So, you’ve heard of those notorious hacker-for-hire companies like NSO Group and Hacking Team that make a living out of helping their clients play Big Brother on unsuspecting folks. Well, here’s a fun fact: about ten years ago in India, there was a startup called Appin Technology doing pretty much the same thing but somehow managing to fly under everyone’s radar. And guess what? They’re still at it! Not hacking per se, but rather trying to hack away any evidence of their past misdeeds.
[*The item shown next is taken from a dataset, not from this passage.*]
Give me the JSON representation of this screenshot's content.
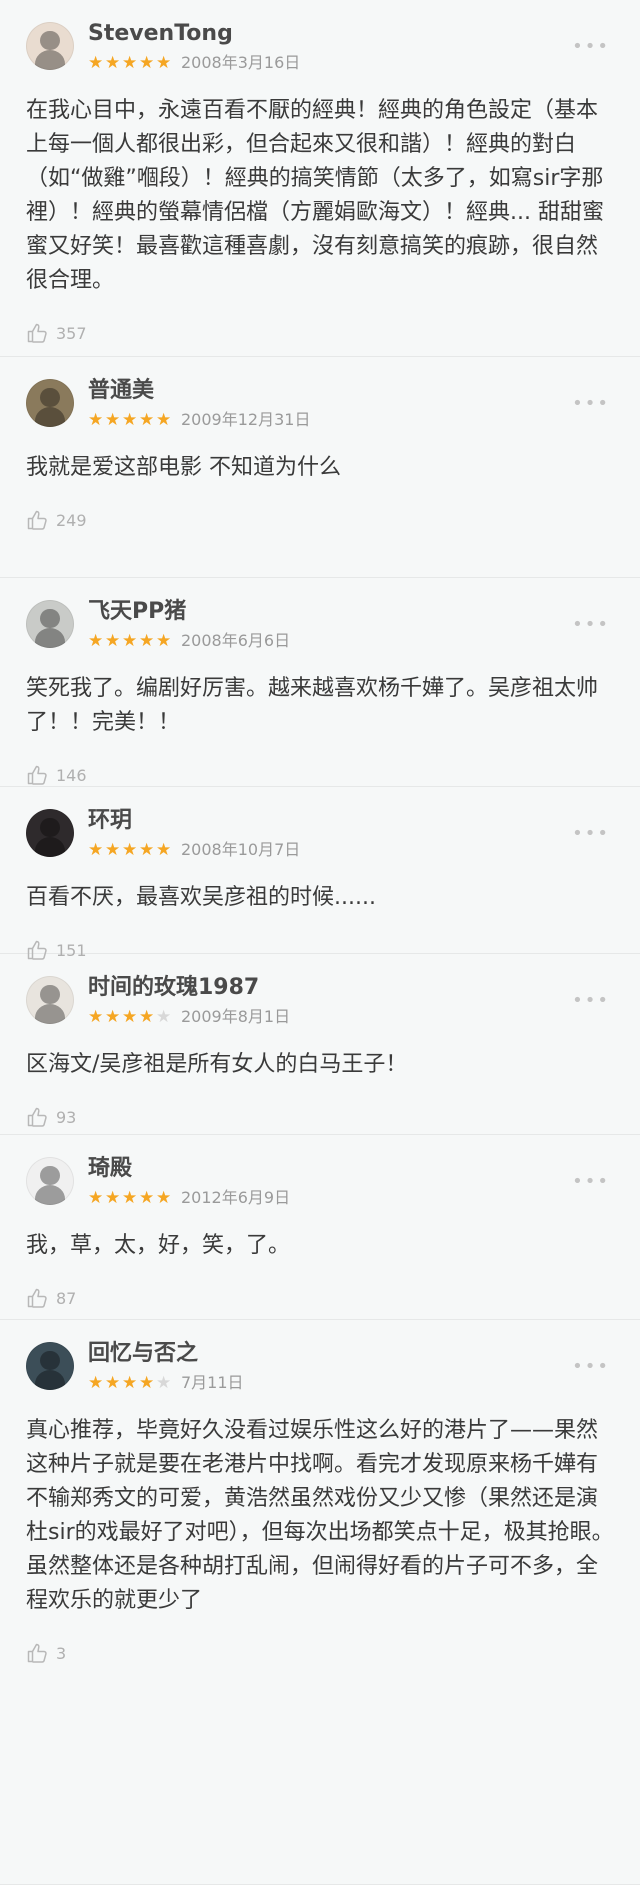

For quite some time now, our dear friends over at Appin Technology have been playing hardball with anyone who dares mention their alleged cyber-miscreant days. Their weapon of choice? Good ol’ lawsuits and legal threats aimed at silencing publishers around the globe. But just when they thought they could erase history one lawsuit at a time, an alliance of anti-censorship crusaders has emerged to give them a taste of their own medicine.
The saga took an interesting turn when the Association of Appin Training Centers, a newer organization that sounds suspiciously like our friends at Appin Technology, managed to get a Delhi court to order Reuters to take down an article detailing the startup’s alleged past exploits. The digital rights group Electronic Frontier Foundation (EFF) wasn’t having any of it and decided to step in on behalf of other media organizations caught up in this legal whirlwind.
Now here’s where things get really juicy: none other than Techdirt and MuckRock found themselves on the receiving end of emails from Appin Training Centers demanding they wipe clean all content related to allegations against Appin Technology. Talk about trying to erase your past! But our brave heroes at EFF were quick on their feet, arguing that just because some Indian court says so doesn’t mean everyone else has to play along.
Techdirt founder Mike Masnick couldn’t agree more. He hopes this whole censorship debacle will shine an even brighter spotlight on Appin Technology’s shady past. In fact, he’s hoping for what he calls “the Streisand effect,” named after Barbra Streisand who tried unsuccessfully once upon a time ago to suppress photos of her Malibu home only for it garner more attention as a result!
In another twist, Distributed Denial of Secrets (DDoSecrets), an anti-secrecy nonprofit is also joining forces with EFF and others in creating what they call “a warming effect,” the opposite of a “chilling effect” that legal threats are known to create. Their aim is to make would-be censors think twice before trying to suppress information and assure other journalists that their work can survive despite such threats.
Appin Training Centers, Rajat Khare, and Reuters have all stayed mum on this brewing storm. But one thing’s for sure: this fight against censorship isn’t over yet!
The plot thickened in November 2022 when the Association for Appin Training Centers threw a defamation lawsuit at Reuters based merely on unsolicited messages sent by its reporters to employees and students of Appin Training Centers! They accused Reuters not only of defamation but also “mental harassment, stalking, sexual misconduct and trauma.” Talk about drama!
A year later though, Reuters published an article titled “How an Indian Startup Hacked the World.” The judge initially sided with Appin Training Centers stating that such an article could negatively impact India’s student population. And just like that, they got permission from court allowing them to demand take downs of any content related to their alleged past hacking activities.
A startup allegedly “hacked the world.” Then came the censorship—and now the backlash.